Adam Wiedemann, którego rozpoznania młodszych od niego autorów należy cenić, żartobliwie odżegnuje się od tych, dla których opowiadania Piotr Cegiełki są nudne.
O mało co nie naraziłem się Wiedemannowi, po lekturze części opowiadania Zatracenie, które jest utworem finałowym zbioru Sandacz w bursztynie, myślałem o jego pisaniu dość sceptycznie.
Uważna lektura Zatracenia (w Twórczości 3/2002 ) zmieniła kierunek mojego myślenia, cały zbiór opowiadań Sandacz w bursztynie czytałem już bez żadnych uprzedzeń.
Debiut prozatorski młodego autora (rocznik 1978) jest artystycznie ambitny, u debiutantów w prozie z roczników siedemdziesiątych jeden z najambitniejszych.
Ten debiut da się wpisać w dobre konteksty polskiej prozy, nie mam na myśli żadnych wpływów i zależności, te konteksty są ważniejsze od kontekstów światowych, które polegałyby wyłącznie na wpływach i zależnościach.
Adam Wiedemann w rozmowie ze mną wymienił Samuela Becketta, jeszcze wyraźniejsze byłyby zależności od Kafki i niektórych Francuzów, także i inne użytki z wielkości światowej literatury są u debiutantów całkiem naturalne i rzadko mają istotniejsze znaczenie.
Zamiast z Beckettem lub Kafką lepiej widzieć konteksty prozatorskie Piotra Cegiełki u Marka Hłaski, u Ireneusza Iredyńskiego i nawet u Jana Drzeżdżona, nie mówiąc o tych autorach, którzy do pisarstwa Marka Hłaski przymierzali się w sposób twórczy i samodzielny (jak przede wszystkim Dariusz Bitner).
U Dariusza Bitnera kontekst pisarstwa Marka Hłaski jest od początku do dziś istotny, on nie naśladuje Hłaski jak hłaskoidzi, on go modernizuje, intelektualizuje i rozwija w duchu literackiego kreacjonizmu.
Piotr Cegiełka prozy Dariusza Bitnera może nawet nie zna, ale czasem pisze tak, jakby z niego właśnie korzystał, dbając zwłaszcza o osobisty i prywatny - egzystencjalny- status swoich głównych postaci literackich. Egzystencjalizmu wiele u Marka Hłaski, ale u niego był to egzystencjalizm zdominowany przez historyczny ideologizm, tego nie ma u Dariusza Bitnera, a jeszcze bardziej nie ma u Piotra Cegiełki.
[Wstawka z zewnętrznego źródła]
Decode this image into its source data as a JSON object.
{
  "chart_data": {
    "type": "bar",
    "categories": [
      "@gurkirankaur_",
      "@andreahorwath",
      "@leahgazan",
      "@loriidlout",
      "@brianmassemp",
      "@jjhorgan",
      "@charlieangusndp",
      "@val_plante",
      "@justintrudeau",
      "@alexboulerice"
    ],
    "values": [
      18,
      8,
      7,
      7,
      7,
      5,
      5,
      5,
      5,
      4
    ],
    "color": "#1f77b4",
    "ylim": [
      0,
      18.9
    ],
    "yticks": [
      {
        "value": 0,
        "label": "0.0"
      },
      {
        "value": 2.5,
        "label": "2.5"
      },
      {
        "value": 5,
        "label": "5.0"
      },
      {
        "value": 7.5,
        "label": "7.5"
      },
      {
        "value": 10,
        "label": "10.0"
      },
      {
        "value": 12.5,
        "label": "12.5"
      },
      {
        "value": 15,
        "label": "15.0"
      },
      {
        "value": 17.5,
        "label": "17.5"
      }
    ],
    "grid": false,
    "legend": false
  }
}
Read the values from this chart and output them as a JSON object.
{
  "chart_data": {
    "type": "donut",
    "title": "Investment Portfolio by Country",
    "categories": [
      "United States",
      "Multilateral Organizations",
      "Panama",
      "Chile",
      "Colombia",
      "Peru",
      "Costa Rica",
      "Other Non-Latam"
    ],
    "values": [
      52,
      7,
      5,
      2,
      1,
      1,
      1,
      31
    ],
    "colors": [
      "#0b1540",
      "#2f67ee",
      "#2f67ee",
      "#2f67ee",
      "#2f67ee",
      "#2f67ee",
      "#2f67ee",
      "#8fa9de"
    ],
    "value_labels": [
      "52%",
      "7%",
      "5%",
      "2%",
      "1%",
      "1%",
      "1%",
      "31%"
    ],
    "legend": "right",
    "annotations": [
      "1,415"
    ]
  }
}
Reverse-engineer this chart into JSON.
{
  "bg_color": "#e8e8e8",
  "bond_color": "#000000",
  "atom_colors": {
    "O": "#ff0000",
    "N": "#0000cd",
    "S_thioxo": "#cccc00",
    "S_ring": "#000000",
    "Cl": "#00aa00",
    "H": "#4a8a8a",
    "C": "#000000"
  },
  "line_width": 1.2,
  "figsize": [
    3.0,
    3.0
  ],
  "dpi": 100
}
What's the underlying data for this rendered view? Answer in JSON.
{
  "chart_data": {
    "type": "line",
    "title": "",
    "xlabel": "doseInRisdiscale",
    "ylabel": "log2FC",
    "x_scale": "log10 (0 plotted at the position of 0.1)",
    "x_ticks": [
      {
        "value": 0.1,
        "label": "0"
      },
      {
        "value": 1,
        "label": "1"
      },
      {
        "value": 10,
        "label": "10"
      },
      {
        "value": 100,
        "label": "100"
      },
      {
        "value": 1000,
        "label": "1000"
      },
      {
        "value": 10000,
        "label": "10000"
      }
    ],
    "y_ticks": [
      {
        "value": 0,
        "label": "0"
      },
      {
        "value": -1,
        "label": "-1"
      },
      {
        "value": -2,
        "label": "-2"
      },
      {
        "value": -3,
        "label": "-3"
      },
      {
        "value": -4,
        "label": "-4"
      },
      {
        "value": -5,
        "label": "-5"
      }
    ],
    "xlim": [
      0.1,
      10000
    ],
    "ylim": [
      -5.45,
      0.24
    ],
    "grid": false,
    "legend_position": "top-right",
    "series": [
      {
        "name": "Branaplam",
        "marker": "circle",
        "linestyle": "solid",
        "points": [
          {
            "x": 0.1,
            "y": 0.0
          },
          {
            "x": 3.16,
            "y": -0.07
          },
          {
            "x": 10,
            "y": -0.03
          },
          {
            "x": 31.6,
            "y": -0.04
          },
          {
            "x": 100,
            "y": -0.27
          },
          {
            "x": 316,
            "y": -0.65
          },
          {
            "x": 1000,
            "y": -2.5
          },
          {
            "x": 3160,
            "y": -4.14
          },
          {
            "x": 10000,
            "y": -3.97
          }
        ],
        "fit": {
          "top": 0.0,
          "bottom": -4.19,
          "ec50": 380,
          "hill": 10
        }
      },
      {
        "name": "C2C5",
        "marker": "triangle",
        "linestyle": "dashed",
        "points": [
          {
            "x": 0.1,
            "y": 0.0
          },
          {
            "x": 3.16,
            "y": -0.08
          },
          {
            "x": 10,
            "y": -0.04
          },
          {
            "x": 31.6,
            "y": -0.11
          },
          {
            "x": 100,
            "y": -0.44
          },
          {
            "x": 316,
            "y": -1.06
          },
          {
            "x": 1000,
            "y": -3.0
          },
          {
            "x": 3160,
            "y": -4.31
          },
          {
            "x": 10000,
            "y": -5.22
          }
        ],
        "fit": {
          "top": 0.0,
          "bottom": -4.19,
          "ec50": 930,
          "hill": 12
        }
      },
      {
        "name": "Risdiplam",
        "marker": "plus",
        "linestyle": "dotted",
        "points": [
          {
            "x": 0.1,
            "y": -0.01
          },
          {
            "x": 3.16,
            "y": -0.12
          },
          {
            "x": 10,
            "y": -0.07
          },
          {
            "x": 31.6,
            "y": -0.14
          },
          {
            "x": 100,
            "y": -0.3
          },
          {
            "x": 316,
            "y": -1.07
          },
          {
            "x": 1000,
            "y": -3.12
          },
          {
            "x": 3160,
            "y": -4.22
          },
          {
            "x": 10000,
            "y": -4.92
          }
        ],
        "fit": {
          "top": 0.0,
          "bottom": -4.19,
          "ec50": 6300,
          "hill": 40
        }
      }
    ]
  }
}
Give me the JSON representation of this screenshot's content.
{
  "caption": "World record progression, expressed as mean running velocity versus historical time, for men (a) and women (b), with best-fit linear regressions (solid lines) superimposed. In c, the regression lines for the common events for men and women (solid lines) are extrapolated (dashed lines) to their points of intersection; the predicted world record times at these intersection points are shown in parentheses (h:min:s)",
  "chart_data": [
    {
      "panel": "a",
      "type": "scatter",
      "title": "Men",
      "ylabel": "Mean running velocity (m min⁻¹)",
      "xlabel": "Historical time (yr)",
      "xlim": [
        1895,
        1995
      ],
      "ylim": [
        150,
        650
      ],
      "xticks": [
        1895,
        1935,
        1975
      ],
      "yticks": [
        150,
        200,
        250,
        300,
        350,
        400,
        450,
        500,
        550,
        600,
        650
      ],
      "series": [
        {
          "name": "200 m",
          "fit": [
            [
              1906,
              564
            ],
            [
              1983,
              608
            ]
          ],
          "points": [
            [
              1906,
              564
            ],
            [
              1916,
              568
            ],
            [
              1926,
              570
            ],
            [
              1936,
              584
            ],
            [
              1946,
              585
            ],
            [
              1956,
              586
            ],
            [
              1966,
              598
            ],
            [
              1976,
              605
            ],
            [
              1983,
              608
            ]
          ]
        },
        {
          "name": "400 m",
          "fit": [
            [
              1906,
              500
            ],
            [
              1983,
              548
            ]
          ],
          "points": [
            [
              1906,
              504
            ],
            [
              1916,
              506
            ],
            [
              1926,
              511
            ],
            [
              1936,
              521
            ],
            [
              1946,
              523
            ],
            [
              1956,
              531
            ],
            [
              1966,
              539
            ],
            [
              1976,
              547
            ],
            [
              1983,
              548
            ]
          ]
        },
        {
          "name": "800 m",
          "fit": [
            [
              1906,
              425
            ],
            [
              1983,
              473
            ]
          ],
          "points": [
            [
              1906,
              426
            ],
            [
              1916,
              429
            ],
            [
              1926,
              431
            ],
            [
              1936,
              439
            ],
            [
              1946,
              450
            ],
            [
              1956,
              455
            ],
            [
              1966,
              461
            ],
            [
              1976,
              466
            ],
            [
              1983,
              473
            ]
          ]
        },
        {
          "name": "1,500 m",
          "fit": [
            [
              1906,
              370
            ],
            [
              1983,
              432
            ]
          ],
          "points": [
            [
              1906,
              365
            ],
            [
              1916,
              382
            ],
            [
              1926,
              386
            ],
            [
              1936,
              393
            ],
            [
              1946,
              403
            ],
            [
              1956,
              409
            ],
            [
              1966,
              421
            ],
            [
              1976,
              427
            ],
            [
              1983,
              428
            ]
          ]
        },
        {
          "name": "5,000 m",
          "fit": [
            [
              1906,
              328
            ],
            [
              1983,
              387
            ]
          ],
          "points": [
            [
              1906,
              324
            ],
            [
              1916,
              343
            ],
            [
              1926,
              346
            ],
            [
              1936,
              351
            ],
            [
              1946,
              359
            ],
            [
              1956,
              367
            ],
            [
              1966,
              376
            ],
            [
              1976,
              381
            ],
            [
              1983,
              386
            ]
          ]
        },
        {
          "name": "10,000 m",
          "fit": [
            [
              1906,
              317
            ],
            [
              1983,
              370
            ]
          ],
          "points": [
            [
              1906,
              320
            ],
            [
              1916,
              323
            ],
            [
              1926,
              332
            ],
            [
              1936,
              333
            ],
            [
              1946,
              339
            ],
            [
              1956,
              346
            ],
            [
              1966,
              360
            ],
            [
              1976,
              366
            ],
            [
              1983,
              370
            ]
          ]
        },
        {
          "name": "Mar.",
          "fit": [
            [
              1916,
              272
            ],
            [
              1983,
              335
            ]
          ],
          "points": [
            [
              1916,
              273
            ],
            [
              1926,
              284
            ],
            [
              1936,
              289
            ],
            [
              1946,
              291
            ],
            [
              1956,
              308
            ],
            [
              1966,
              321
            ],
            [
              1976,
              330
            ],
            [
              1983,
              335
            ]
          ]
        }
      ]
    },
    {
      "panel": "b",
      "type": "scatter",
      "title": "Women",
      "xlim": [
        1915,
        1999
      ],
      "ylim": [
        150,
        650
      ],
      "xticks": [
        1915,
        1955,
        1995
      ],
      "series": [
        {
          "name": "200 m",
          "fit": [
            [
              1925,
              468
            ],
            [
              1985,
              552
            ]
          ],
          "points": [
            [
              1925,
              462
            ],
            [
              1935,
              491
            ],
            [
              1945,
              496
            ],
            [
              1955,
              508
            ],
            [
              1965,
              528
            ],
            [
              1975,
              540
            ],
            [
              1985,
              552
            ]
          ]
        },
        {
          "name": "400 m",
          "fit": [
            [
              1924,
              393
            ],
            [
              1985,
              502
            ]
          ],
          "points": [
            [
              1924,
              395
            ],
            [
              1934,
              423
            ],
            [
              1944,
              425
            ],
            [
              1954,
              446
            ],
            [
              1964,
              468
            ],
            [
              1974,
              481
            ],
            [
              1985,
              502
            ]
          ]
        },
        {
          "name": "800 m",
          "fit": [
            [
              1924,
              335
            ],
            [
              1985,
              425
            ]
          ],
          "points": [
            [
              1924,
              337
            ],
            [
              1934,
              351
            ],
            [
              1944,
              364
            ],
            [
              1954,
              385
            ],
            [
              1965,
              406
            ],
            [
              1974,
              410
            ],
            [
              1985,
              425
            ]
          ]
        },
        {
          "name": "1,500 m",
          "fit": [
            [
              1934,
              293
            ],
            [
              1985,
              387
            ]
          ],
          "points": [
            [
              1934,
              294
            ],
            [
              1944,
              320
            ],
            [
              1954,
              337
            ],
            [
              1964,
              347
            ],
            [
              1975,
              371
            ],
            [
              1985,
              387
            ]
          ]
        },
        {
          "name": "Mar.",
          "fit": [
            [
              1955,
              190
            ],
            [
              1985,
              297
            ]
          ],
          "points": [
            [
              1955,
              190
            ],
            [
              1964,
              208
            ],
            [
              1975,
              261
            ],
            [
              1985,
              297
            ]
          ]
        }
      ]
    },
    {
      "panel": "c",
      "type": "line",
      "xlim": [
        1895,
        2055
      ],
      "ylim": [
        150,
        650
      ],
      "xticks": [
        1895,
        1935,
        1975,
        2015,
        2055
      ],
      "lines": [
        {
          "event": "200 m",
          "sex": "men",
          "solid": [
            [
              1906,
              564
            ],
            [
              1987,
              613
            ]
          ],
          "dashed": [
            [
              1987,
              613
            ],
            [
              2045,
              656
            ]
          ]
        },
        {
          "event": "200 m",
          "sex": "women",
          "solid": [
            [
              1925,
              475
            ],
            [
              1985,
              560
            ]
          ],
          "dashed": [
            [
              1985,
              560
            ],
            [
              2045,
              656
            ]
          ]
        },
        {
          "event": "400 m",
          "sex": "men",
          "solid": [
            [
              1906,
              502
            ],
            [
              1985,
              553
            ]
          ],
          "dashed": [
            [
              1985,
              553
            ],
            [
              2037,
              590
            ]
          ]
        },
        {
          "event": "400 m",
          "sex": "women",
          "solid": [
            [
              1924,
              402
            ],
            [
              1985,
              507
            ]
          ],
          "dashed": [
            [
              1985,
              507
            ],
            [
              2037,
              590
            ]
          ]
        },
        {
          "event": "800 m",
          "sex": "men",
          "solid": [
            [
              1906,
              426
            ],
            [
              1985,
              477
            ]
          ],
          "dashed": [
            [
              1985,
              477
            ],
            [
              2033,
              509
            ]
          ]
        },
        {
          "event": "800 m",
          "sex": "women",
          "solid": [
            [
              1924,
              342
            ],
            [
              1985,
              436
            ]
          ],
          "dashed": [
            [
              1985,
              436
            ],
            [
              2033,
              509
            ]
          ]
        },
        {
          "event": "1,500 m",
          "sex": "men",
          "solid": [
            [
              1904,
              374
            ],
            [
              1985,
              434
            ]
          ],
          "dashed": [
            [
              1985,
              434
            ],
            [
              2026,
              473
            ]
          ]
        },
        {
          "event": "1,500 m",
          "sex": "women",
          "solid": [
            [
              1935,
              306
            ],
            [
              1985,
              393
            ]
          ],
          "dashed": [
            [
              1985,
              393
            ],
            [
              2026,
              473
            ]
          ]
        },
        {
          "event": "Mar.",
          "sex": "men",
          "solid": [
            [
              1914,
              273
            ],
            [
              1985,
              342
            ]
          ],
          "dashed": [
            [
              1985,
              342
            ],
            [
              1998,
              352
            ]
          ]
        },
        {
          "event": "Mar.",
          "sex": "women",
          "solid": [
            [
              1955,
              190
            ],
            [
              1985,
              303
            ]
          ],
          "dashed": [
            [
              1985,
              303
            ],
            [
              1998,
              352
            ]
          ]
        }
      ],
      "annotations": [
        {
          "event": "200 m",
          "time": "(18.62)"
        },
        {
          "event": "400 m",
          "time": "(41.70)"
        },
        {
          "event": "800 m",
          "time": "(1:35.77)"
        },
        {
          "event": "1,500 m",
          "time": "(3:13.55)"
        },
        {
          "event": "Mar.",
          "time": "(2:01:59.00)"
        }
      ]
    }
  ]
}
Zagadkowa jest metafora tytułowa jego zbioru, zagadkowość, oczywiście, tkwi w sandaczu, nie w bursztynie, w żadnej z siedmiu narracji Sandacza w bursztynie nic nie nawiązuje do tej metafory, a jeśli, to tylko motyw niebieskiego bojownika w akwarium, którego narrator najważniejszego utworu w zbiorze smaży na maśle, powodując jego zniknięcie bez śladu.
Utwór Trójkąt małżeński, czyli minipowieść w skrócie stawiam wyżej niż Zatracenie.
W Zatraceniu dużo nowinek formalnych (na przykład sztuczek językowych), dużo wypadów w kreacjonizm, kreacja głównego bohatera i narratora jest pełniejsza niż w innych utworach, w jednej postaci łączy się nawet dwie wersje losowe, w tragicznym finale opowiadania łatwo dostrzec podobieństwo motywów samobójczych do tego, w czym źródła tragizmu widzą Marek Hłasko i Dariusz Bitner.
W Trójkącie małżeńskim nie takie lub inne podobieństwa są istotne, lecz coś, w czym da się widzieć taki rodzaj interpretacji artystycznej, jaka często buduje sens parodystyki.
Trójkąt małżeński, czyli minipowieść w skrócie jest dla mnie utworem parodystycznym.
W przegadanym tytule jest ważna wskazówka, określenie minipowieści w skrócie zawiera parodystyczność w samym tym sformułowaniu, niezależnie od tego znaczy ono to samo, co ja od dawna nazywam parodią strukturalną.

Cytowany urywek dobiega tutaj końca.